3. Toelichting van het Cassatie-arrest
Het arrest van het Hof van Cassatie van 25 april 2025 betrof een concreet geval waarin een vader in juni 2018 vier onroerende goederen inbracht in het toegevoegd intern gemeenschappelijk vermogen met zijn echtgenote. Negen maanden later, in maart 2019, schonken beide echtgenoten de blote eigendom van deze goederen aan hun twee dochters. Vlabel paste de antimisbruikbepaling toe en berekende de schenkbelasting alsof alleen de vader had geschonken, wat resulteerde in een aanslag van 126.000 euro in plaats van de 54.000 euro die verschuldigd zou zijn geweest zonder toepassing van de antimisbruikbepaling.
Ten eerste oordeelt het Hof dat voor de vereiste eenheid van bedoeling tussen de verschillende rechtshandelingen het niet nodig is dat de belastingplichtige, in dit geval de begiftigde, aan alle rechtshandelingen heeft meegewerkt. Het volstaat volgens het Hof dat er sprake is van een geheel van rechtshandelingen dat één verrichting tot stand brengt. Dit betekent concreet dat de kinderen kunnen worden geconfronteerd met fiscaal misbruik, ook al hadden zij geen enkele inspraak in de beslissing van hun ouders om het huwelijkscontract te wijzigen.
Dit standpunt van het Hof roept fundamentele vragen op. Deze interpretatie is voor registratiebelastingen niet zo evident. Bij schenkbelasting zijn de kinderen als begiftigden de belastingplichtigen, maar zij hebben juridisch geen enkele mogelijkheid om tussen te komen in de wijziging van het huwelijkscontract van hun ouders. Dit is immers een exclusieve bevoegdheid van de echtgenoten. Het is moeilijk te rechtvaardigen dat kinderen “gestraft” worden voor handelingen waaraan zij niet hebben meegewerkt en waarop zij geen enkele invloed hadden. Bovendien creëert dit een onmogelijke situatie voor het tegenbewijs: hoe kunnen kinderen aantonen dat hun ouders niet-fiscale motieven hadden voor de inbreng in de huwgemeenschap?

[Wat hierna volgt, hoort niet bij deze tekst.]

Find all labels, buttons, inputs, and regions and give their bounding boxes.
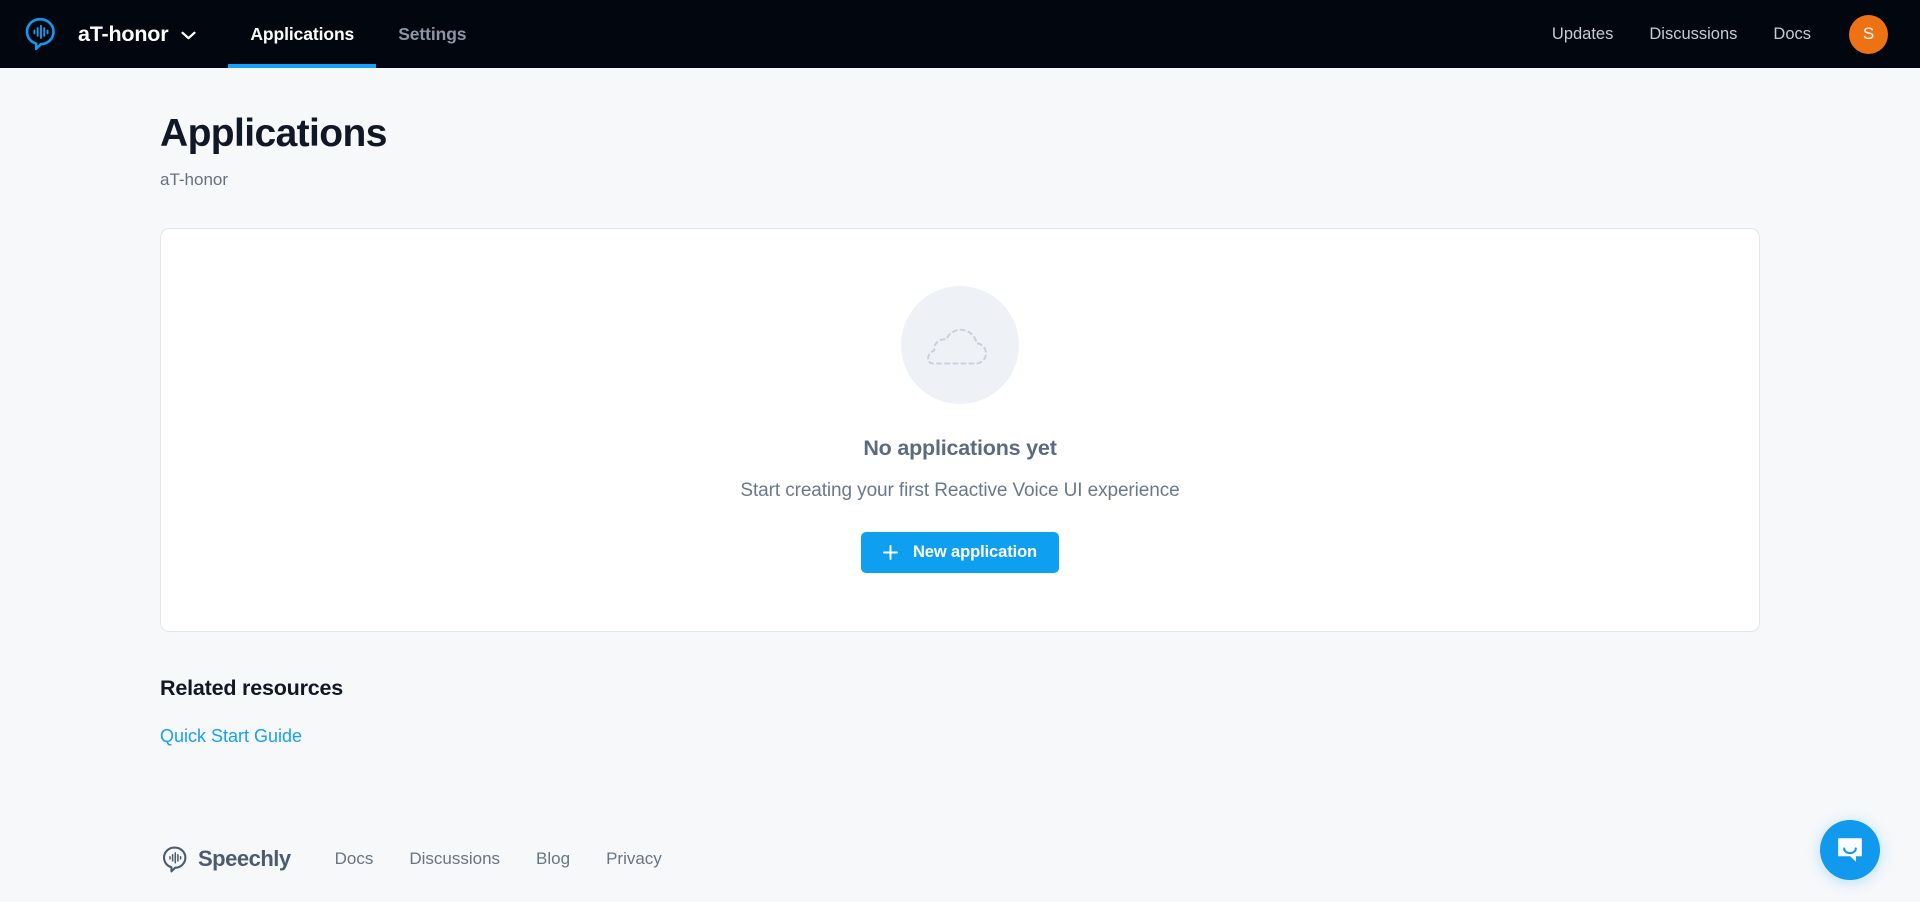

Ten tweede stelt het Hof dat de doelstelling van de progressieve tarieven voldoende duidelijk blijkt uit artikel 2.8.4.1.1, paragraaf 1 van de Vlaamse Codex Fiscaliteit. Het Hof verwijst niet naar artikel artikel 2.8.3.0.3 VCF (progressievoorbehoud). Het Hof vindt dat de tarieftabellen zelf voldoende duidelijk maken dat de wetgever progressiviteit nastreeft. Of het omzeilen van de progressiviteit dus fiscaal misbruik uitmaakt, staat er niet. En dat is jammer, want men kan het er wel in lezen. Als progressiviteit de bedoeling is van de wetgever, dan mag de Vlabel omzeiling ook beschouwen als fiscaal misbruik? Dat zal wellicht de lezing van Vlabel zijn.

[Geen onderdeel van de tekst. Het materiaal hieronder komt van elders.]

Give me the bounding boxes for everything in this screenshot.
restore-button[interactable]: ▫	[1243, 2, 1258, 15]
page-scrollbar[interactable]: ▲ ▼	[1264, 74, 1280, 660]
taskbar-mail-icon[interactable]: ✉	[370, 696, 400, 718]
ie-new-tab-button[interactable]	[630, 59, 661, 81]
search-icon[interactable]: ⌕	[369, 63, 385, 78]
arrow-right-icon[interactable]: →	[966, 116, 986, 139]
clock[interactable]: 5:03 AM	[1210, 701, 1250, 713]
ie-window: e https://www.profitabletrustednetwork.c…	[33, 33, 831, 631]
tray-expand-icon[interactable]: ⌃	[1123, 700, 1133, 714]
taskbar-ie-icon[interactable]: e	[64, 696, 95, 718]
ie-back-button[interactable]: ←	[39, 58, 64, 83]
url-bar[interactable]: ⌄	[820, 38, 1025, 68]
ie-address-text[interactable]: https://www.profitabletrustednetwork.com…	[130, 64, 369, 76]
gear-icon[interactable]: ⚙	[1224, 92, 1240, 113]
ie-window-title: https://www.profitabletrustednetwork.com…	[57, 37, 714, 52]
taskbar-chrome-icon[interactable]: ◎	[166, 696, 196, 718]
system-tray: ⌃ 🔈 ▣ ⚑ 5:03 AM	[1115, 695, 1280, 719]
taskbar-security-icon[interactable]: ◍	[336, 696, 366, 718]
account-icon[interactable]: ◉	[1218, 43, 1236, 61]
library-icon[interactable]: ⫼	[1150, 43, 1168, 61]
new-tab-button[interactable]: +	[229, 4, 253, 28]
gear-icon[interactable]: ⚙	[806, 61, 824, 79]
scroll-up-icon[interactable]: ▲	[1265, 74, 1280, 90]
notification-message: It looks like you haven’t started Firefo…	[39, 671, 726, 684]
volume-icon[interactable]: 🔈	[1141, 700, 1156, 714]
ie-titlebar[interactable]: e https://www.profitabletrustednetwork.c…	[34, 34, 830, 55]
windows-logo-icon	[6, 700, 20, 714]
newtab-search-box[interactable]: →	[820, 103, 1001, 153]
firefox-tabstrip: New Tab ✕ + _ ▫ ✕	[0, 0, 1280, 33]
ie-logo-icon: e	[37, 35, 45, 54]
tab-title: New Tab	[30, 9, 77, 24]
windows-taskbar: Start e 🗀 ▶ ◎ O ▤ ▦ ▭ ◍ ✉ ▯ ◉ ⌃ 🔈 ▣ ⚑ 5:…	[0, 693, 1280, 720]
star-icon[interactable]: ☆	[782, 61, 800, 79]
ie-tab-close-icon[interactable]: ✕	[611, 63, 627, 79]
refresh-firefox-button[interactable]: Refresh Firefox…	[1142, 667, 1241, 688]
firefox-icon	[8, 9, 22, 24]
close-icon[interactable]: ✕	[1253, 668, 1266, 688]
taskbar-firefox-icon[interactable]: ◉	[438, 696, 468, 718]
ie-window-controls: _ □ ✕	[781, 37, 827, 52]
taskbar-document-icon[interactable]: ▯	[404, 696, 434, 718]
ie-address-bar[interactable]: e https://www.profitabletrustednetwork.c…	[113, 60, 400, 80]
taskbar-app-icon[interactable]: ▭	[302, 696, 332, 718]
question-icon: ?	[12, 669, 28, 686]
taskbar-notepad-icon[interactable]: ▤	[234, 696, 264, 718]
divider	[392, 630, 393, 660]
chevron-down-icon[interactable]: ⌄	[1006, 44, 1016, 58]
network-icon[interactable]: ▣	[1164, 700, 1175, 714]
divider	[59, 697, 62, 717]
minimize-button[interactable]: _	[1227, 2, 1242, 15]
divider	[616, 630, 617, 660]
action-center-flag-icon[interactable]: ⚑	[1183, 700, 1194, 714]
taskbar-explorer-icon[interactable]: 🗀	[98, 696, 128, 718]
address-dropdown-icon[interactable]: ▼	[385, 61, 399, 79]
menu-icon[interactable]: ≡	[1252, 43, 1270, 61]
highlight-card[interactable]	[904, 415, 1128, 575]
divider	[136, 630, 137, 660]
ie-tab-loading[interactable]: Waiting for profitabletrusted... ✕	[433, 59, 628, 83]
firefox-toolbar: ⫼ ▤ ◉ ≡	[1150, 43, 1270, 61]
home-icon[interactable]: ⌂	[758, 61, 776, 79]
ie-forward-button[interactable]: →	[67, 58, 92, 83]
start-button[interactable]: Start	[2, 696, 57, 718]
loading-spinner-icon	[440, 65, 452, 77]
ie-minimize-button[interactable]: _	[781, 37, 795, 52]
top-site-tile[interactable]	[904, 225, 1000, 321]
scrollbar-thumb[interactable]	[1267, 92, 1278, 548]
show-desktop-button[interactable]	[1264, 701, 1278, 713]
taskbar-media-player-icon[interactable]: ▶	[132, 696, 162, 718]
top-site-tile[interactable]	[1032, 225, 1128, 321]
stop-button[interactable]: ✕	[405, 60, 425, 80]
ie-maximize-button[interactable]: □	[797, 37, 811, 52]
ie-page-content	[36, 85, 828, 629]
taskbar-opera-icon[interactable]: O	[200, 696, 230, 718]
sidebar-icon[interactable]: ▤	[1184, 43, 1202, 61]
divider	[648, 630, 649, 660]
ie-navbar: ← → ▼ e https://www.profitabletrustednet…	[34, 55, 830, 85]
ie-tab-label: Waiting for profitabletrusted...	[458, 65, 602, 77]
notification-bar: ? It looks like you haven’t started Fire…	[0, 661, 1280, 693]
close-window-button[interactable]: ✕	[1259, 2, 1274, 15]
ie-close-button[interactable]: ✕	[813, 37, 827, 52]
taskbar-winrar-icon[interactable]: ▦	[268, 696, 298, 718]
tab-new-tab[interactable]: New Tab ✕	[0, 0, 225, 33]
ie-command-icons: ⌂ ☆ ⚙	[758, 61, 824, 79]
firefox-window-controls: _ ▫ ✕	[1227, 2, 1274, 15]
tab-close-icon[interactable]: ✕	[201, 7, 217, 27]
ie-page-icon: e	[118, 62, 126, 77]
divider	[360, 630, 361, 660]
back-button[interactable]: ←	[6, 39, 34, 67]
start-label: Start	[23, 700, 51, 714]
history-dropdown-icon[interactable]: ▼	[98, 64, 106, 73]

4. Wat moeten we er nu van onthouden in de praktijk?
Na dit Cassatie-arrest zijn er vier belangrijke praktische lessen te trekken voor wie overweegt om deze planningstechniek toe te passen.

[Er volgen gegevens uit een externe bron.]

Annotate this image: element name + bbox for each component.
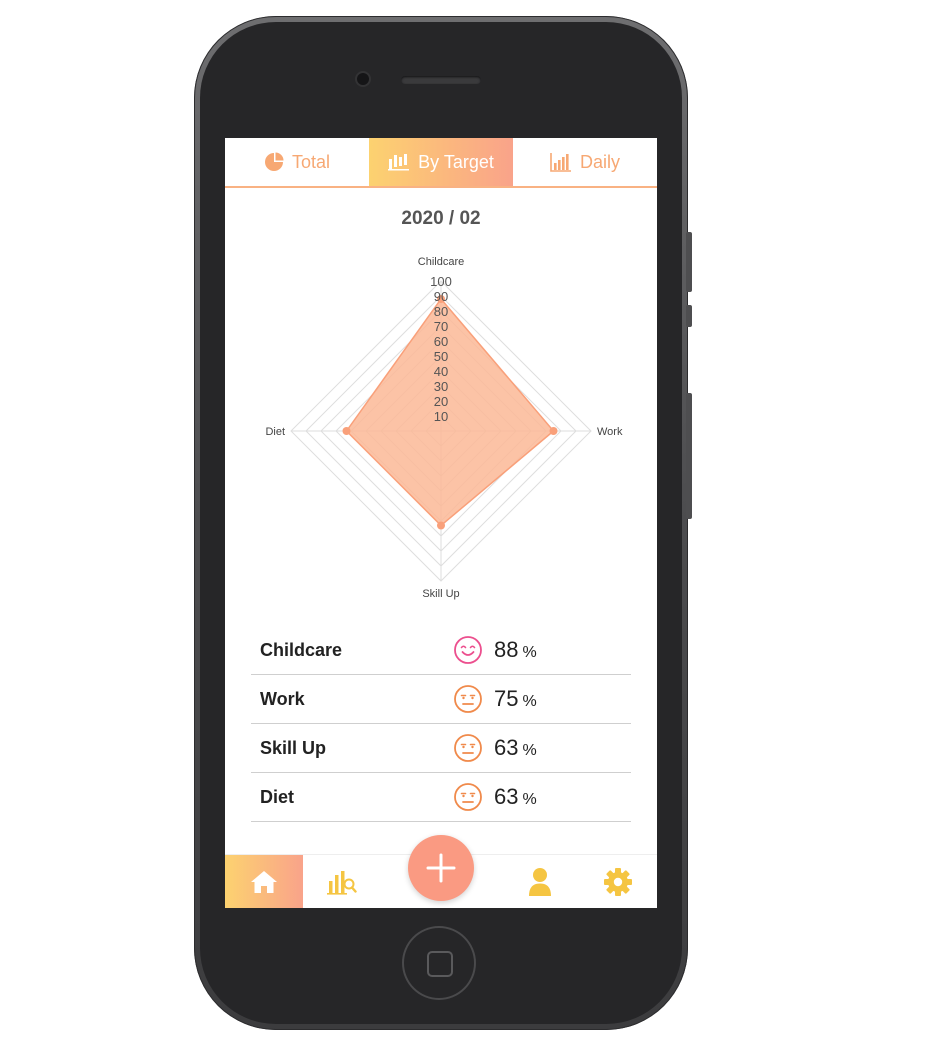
target-name: Diet: [260, 787, 295, 807]
front-camera: [357, 73, 369, 85]
tab-by-target-label: By Target: [418, 151, 494, 172]
percent-unit: %: [522, 644, 537, 661]
percent-unit: %: [522, 693, 537, 710]
app-screen: Total By Target Daily 2020 / 02 10 20 30…: [225, 138, 657, 908]
tab-total-label: Total: [291, 151, 331, 172]
target-percentage: 88%: [494, 637, 537, 663]
settings-icon: [604, 868, 632, 896]
neutral-face-icon: [454, 734, 482, 762]
nav-settings[interactable]: [579, 855, 657, 908]
radar-tick-label: 20: [434, 394, 448, 409]
target-value: 88: [494, 637, 519, 662]
nav-profile[interactable]: [501, 855, 579, 908]
radar-tick-label: 70: [434, 319, 448, 334]
nav-home[interactable]: [225, 855, 303, 908]
radar-axis-label: Diet: [265, 426, 285, 438]
mute-switch: [686, 305, 692, 327]
radar-axis-label: Skill Up: [422, 588, 459, 600]
smile-face-icon: [454, 636, 482, 664]
pie-chart-icon: [264, 152, 284, 171]
radar-tick-label: 60: [434, 334, 448, 349]
radar-tick-label: 10: [434, 409, 448, 424]
bar-chart-icon: [388, 154, 410, 171]
home-hardware-button[interactable]: [402, 926, 476, 1000]
radar-tick-label: 100: [430, 274, 452, 289]
target-value: 63: [494, 735, 519, 760]
radar-data-point: [342, 427, 351, 435]
add-button[interactable]: [408, 835, 474, 901]
radar-tick-label: 30: [434, 379, 448, 394]
daily-bars-icon: [550, 153, 571, 172]
target-percentage: 63%: [494, 784, 537, 810]
radar-tick-label: 80: [434, 304, 448, 319]
target-percentage: 63%: [494, 735, 537, 761]
target-percentage: 75%: [494, 686, 537, 712]
power-button: [686, 393, 692, 519]
radar-data-point: [549, 427, 558, 435]
analytics-icon: [327, 871, 357, 895]
tab-total[interactable]: Total: [225, 138, 369, 186]
list-item[interactable]: Work 75%: [251, 675, 631, 724]
tab-by-target[interactable]: By Target: [369, 138, 513, 186]
radar-tick-label: 50: [434, 349, 448, 364]
target-list: Childcare 88% Work 75% Skill Up 63 % Die…: [251, 626, 631, 822]
tab-daily[interactable]: Daily: [513, 138, 657, 186]
nav-analytics[interactable]: [303, 855, 381, 908]
list-item[interactable]: Childcare 88%: [251, 626, 631, 675]
neutral-face-icon: [454, 783, 482, 811]
radar-tick-label: 40: [434, 364, 448, 379]
radar-axis-label: Childcare: [418, 256, 464, 268]
volume-up-button: [686, 232, 692, 292]
radar-series-area: [345, 297, 555, 527]
radar-chart: 102030405060708090100 Childcare Work Skill …: [265, 256, 623, 600]
list-item[interactable]: Skill Up 63%: [251, 724, 631, 773]
earpiece-speaker: [401, 76, 481, 84]
period-title: 2020 / 02: [401, 208, 481, 229]
target-name: Childcare: [260, 640, 343, 660]
radar-data-point: [437, 521, 445, 530]
target-value: 63: [494, 784, 519, 809]
target-name: Skill Up: [260, 738, 327, 758]
report-tabs: Total By Target Daily: [225, 138, 657, 188]
user-icon: [529, 868, 551, 896]
target-value: 75: [494, 686, 519, 711]
percent-unit: %: [522, 742, 537, 759]
radar-tick-label: 90: [434, 289, 448, 304]
home-icon: [251, 871, 277, 893]
neutral-face-icon: [454, 685, 482, 713]
radar-axis-label: Work: [597, 426, 623, 438]
add-icon: [426, 853, 456, 883]
list-item[interactable]: Diet 63%: [251, 773, 631, 822]
percent-unit: %: [522, 791, 537, 808]
target-name: Work: [260, 689, 305, 709]
tab-daily-label: Daily: [579, 151, 620, 172]
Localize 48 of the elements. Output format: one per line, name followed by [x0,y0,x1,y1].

Ten eerste bestaat er een belangrijke uitzondering voor historische situaties. Wanneer de inbreng in de huwgemeenschap heeft plaatsgevonden vóór 1 juni 2012, kan de antimisbruikbepaling niet worden toegepast. Dit houdt verband met het temporele toepassingsgebied van de algemene antimisbruikbepaling. Bij een ketting van rechtshandelingen moeten immers alle rechtshandelingen dateren van na 1 juni 2012 om de antimisbruikbepaling te kunnen toepassen. Dit principe werd van bij de invoering van de nieuwe unaniem onderstreept en vrij snel door de minister van Financiën formeel bevestigd. Vlabel past dit principe ook correct en consequent toe in zijn rulings. Voor belastingplichtigen die vóór juni 2012 reeds een inbreng hebben gedaan, bestaat er volledige rechtszekerheid. De verrichting in zijn geheel kan in dat geval nooit fiscaal worden aangevallen op grond van fiscaal misbruik, ongeacht wanneer de schenking plaatsvindt.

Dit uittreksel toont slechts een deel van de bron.